Blood pressure drop while giving albumin bolus

Specialties CCU

Published

Hello,

I had a Pt. last night, 84yo immediate PO redo CABG, had trouble coming off pump, on a balloon pump, epi, mil, norepi, vaso, vented, etc...anyway I was giving an albumin bolus pressure started to drop went up on the pressors and when the infusion was finished the pressure recovered. Later on I gave another albumin bolus same thing. I stopped the infusion and the pressure came back up. We then tried NS and had no drop in pressure. Anyone have any insight as to why albumin would drop blood pressure?

Thanks

I've got no idea. Seems counterintuitive. The BP usually goes up slightly which is probably your goal.

Specializes in Nurse Anesthesiology.

Could have been because the albumin was going through the same catheter and just causing backflow into the lumen where all your gtts were and not letting them infuse.

Specializes in adult ICU.

My guess is that you patient was very unstable and B/P was dropping rapidly, and the albumin wasn't enough to bring it up. It seems like a paradoxical response perhaps, but with all the support your patient was on, I would think that.

Specializes in Critical Care.

My only thought is that you ran the albumin through the same line as propofol or something else that could drop bp and the sudden infusion of albumin gave them a little bolus. Otherwise, it just doesn't make any sense. If that is what happened- for the record- i always run my fluid line in front of my pressors or sedatives so that doesn't happen.

If that is not what happened, and the albumin was running alone- I have no explanation for you!!

Specializes in Anesthesia.

I think it was probably an acute baroreceptor response. CV Physiology: Arterial Baroreceptors

The Pt. was very unstable but the BP drop was directly related to the albumin bolus. Pt had a right IJ cordis w/ swan, I was running my drips through the VIP and bolusing through the cordis which was a dedicated line w/ nothing else running through it so I didn't bolus a line full of anything and the extra pressure wouldn't have caused a backflow through the VIP (swan was at 51cm VIP port was far past the tip of the cordis). Acute barrow receptor response was my inital thought, but it doesn't explain the BP drop with albumin and not with NS. I asked one of the cardiac anesthesiologists and he didn't have an answer for me...really stumped on this one.

Specializes in Anesthesia.
The Pt. was very unstable but the BP drop was directly related to the albumin bolus. Pt had a right IJ cordis w/ swan, I was running my drips through the VIP and bolusing through the cordis which was a dedicated line w/ nothing else running through it so I didn't bolus a line full of anything and the extra pressure wouldn't have caused a backflow through the VIP (swan was at 51cm VIP port was far past the tip of the cordis). Acute barrow receptor response was my inital thought, but it doesn't explain the BP drop with albumin and not with NS. I asked one of the cardiac anesthesiologists and he didn't have an answer for me...really stumped on this one.

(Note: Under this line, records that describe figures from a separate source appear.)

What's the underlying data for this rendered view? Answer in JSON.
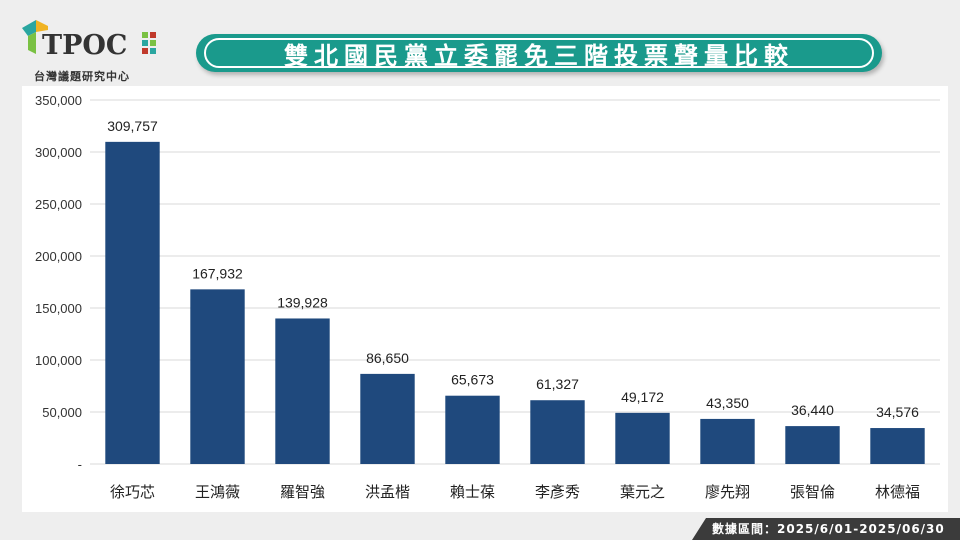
{
  "header": {
    "logo_text": "TPOC",
    "logo_subtitle": "台灣議題研究中心",
    "title": "雙北國民黨立委罷免三階投票聲量比較"
  },
  "footer": {
    "data_period": "數據區間：2025/6/01-2025/06/30"
  },
  "colors": {
    "bar": "#1f497d",
    "title_pill": "#1a9a8c",
    "footer_bg": "#3b3b3b"
  },
  "chart_data": {
    "type": "bar",
    "title": "",
    "xlabel": "",
    "ylabel": "",
    "ylim": [
      0,
      350000
    ],
    "yticks": [
      0,
      50000,
      100000,
      150000,
      200000,
      250000,
      300000,
      350000
    ],
    "ytick_labels": [
      "-",
      "50,000",
      "100,000",
      "150,000",
      "200,000",
      "250,000",
      "300,000",
      "350,000"
    ],
    "grid": true,
    "categories": [
      "徐巧芯",
      "王鴻薇",
      "羅智強",
      "洪孟楷",
      "賴士葆",
      "李彥秀",
      "葉元之",
      "廖先翔",
      "張智倫",
      "林德福"
    ],
    "values": [
      309757,
      167932,
      139928,
      86650,
      65673,
      61327,
      49172,
      43350,
      36440,
      34576
    ],
    "value_labels": [
      "309,757",
      "167,932",
      "139,928",
      "86,650",
      "65,673",
      "61,327",
      "49,172",
      "43,350",
      "36,440",
      "34,576"
    ]
  }
}
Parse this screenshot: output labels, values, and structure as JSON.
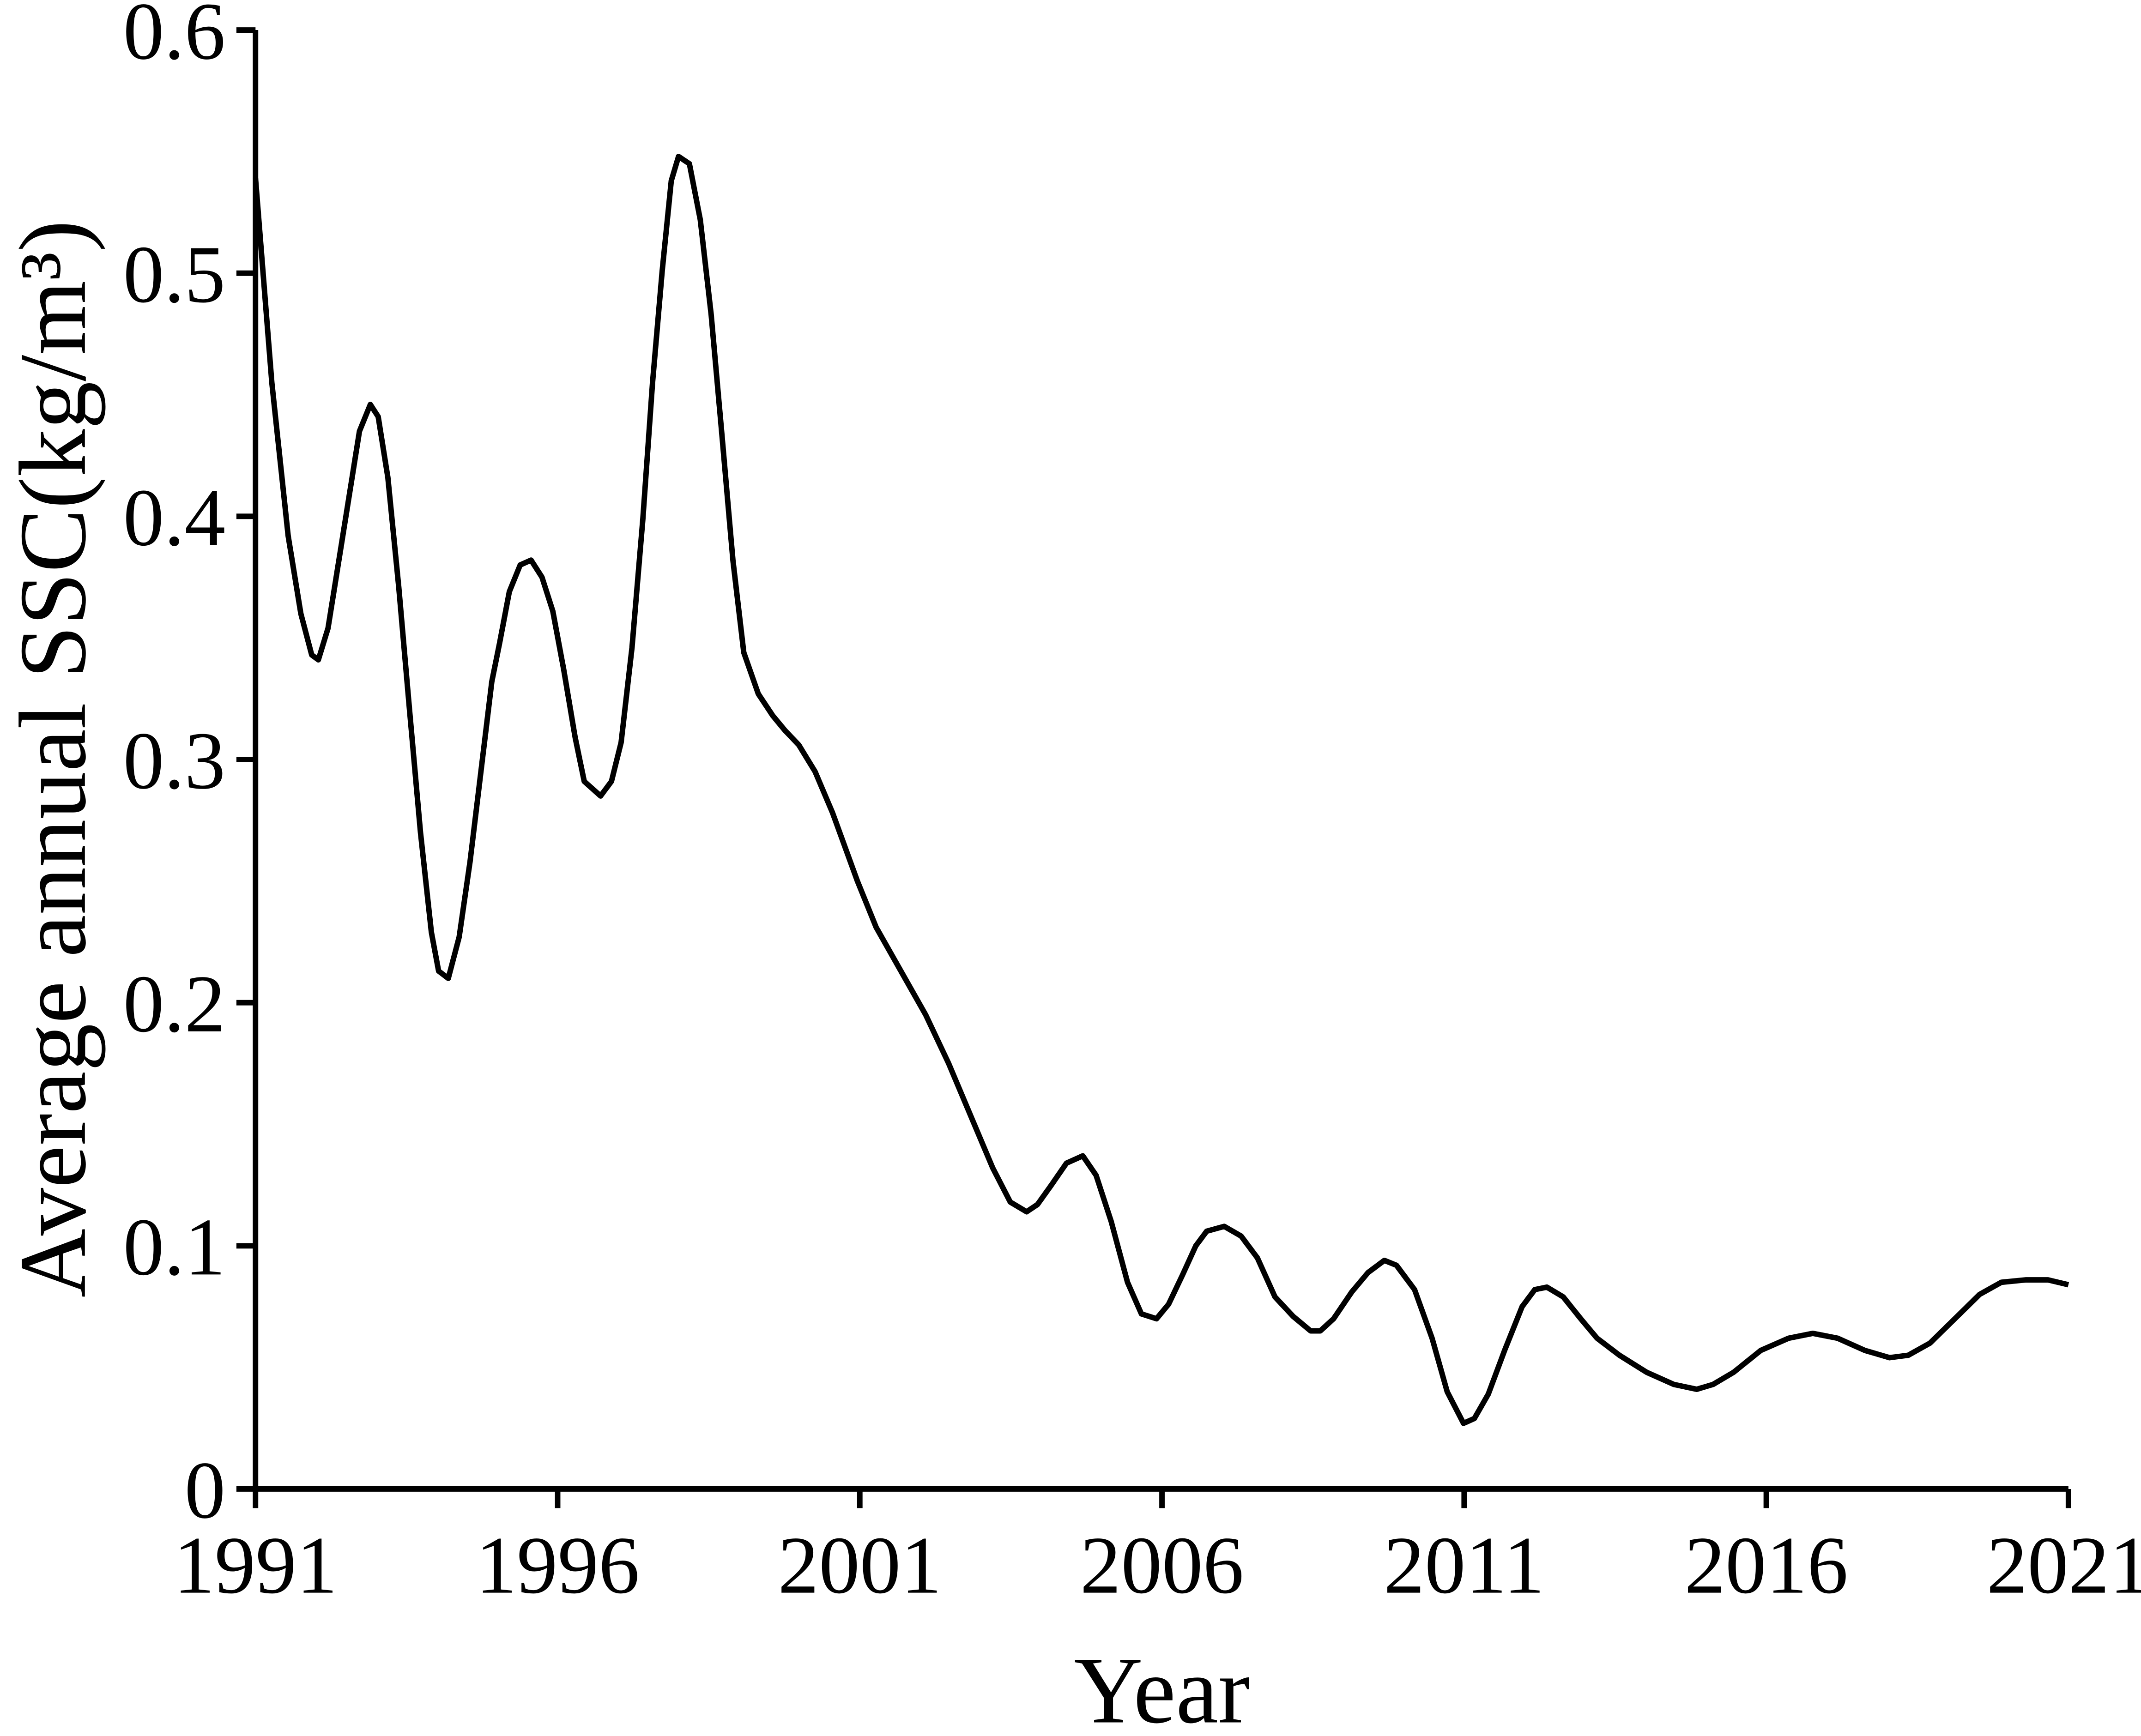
{
  "chart_data": {
    "type": "line",
    "xlabel": "Year",
    "ylabel": "Average annual SSC(kg/m³)",
    "x": [
      1991,
      1991.27,
      1991.54,
      1991.75,
      1991.93,
      1992.04,
      1992.2,
      1992.38,
      1992.56,
      1992.72,
      1992.9,
      1993.03,
      1993.19,
      1993.37,
      1993.55,
      1993.73,
      1993.91,
      1994.03,
      1994.19,
      1994.37,
      1994.55,
      1994.73,
      1994.91,
      1995.04,
      1995.2,
      1995.38,
      1995.56,
      1995.74,
      1995.92,
      1996.1,
      1996.29,
      1996.44,
      1996.71,
      1996.89,
      1997.05,
      1997.23,
      1997.41,
      1997.57,
      1997.73,
      1997.88,
      1998.0,
      1998.18,
      1998.36,
      1998.54,
      1998.72,
      1998.9,
      1999.08,
      1999.32,
      1999.56,
      1999.76,
      1999.99,
      2000.26,
      2000.55,
      2000.96,
      2001.27,
      2001.68,
      2002.09,
      2002.47,
      2002.86,
      2003.2,
      2003.49,
      2003.76,
      2003.94,
      2004.17,
      2004.42,
      2004.69,
      2004.91,
      2005.16,
      2005.43,
      2005.66,
      2005.91,
      2006.11,
      2006.34,
      2006.56,
      2006.74,
      2007.03,
      2007.31,
      2007.58,
      2007.87,
      2008.17,
      2008.46,
      2008.62,
      2008.84,
      2009.14,
      2009.41,
      2009.68,
      2009.88,
      2010.18,
      2010.47,
      2010.72,
      2010.99,
      2011.17,
      2011.4,
      2011.67,
      2011.96,
      2012.17,
      2012.37,
      2012.64,
      2012.93,
      2013.2,
      2013.57,
      2014.02,
      2014.47,
      2014.85,
      2015.12,
      2015.46,
      2015.91,
      2016.37,
      2016.77,
      2017.18,
      2017.63,
      2018.04,
      2018.35,
      2018.71,
      2019.12,
      2019.53,
      2019.89,
      2020.3,
      2020.66,
      2021.0
    ],
    "series": [
      {
        "color": "#000000",
        "values": [
          0.539,
          0.455,
          0.392,
          0.36,
          0.343,
          0.341,
          0.354,
          0.382,
          0.41,
          0.435,
          0.446,
          0.441,
          0.416,
          0.371,
          0.32,
          0.27,
          0.229,
          0.213,
          0.21,
          0.227,
          0.258,
          0.295,
          0.332,
          0.348,
          0.369,
          0.38,
          0.382,
          0.375,
          0.361,
          0.337,
          0.309,
          0.291,
          0.285,
          0.291,
          0.307,
          0.346,
          0.399,
          0.455,
          0.501,
          0.538,
          0.548,
          0.545,
          0.522,
          0.483,
          0.433,
          0.382,
          0.344,
          0.327,
          0.318,
          0.312,
          0.306,
          0.295,
          0.278,
          0.25,
          0.231,
          0.213,
          0.195,
          0.175,
          0.152,
          0.132,
          0.118,
          0.114,
          0.117,
          0.125,
          0.134,
          0.137,
          0.129,
          0.11,
          0.085,
          0.072,
          0.07,
          0.076,
          0.088,
          0.1,
          0.106,
          0.108,
          0.104,
          0.095,
          0.079,
          0.071,
          0.065,
          0.065,
          0.07,
          0.081,
          0.089,
          0.094,
          0.092,
          0.082,
          0.062,
          0.04,
          0.027,
          0.029,
          0.039,
          0.057,
          0.075,
          0.082,
          0.083,
          0.079,
          0.07,
          0.062,
          0.055,
          0.048,
          0.043,
          0.041,
          0.043,
          0.048,
          0.057,
          0.062,
          0.064,
          0.062,
          0.057,
          0.054,
          0.055,
          0.06,
          0.07,
          0.08,
          0.085,
          0.086,
          0.086,
          0.084
        ]
      }
    ],
    "xlim": [
      1991,
      2021
    ],
    "xticks": [
      1991,
      1996,
      2001,
      2006,
      2011,
      2016,
      2021
    ],
    "ylim": [
      0,
      0.6
    ],
    "yticks": [
      0,
      0.1,
      0.2,
      0.3,
      0.4,
      0.5,
      0.6
    ]
  }
}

Yes, but you are going to have much more volume expansion with albumin vs. a crystalloid. The only other thing I can think of is a mild allergic reaction causing histamine release/vasodilation.

Interesting...An alergic rxn had crossed my mind...but is it even possible to be alergic to human albumin?

Specializes in Anesthesia.
Interesting...An alergic rxn had crossed my mind...but is it even possible to be alergic to human albumin?

Hypersensitivity reactions are rare, but not impossible. With really sick patients on multiple gtts it is hard to say what is going on. The most likely cause would probably baroreceptor stimulation, and then one of many other things.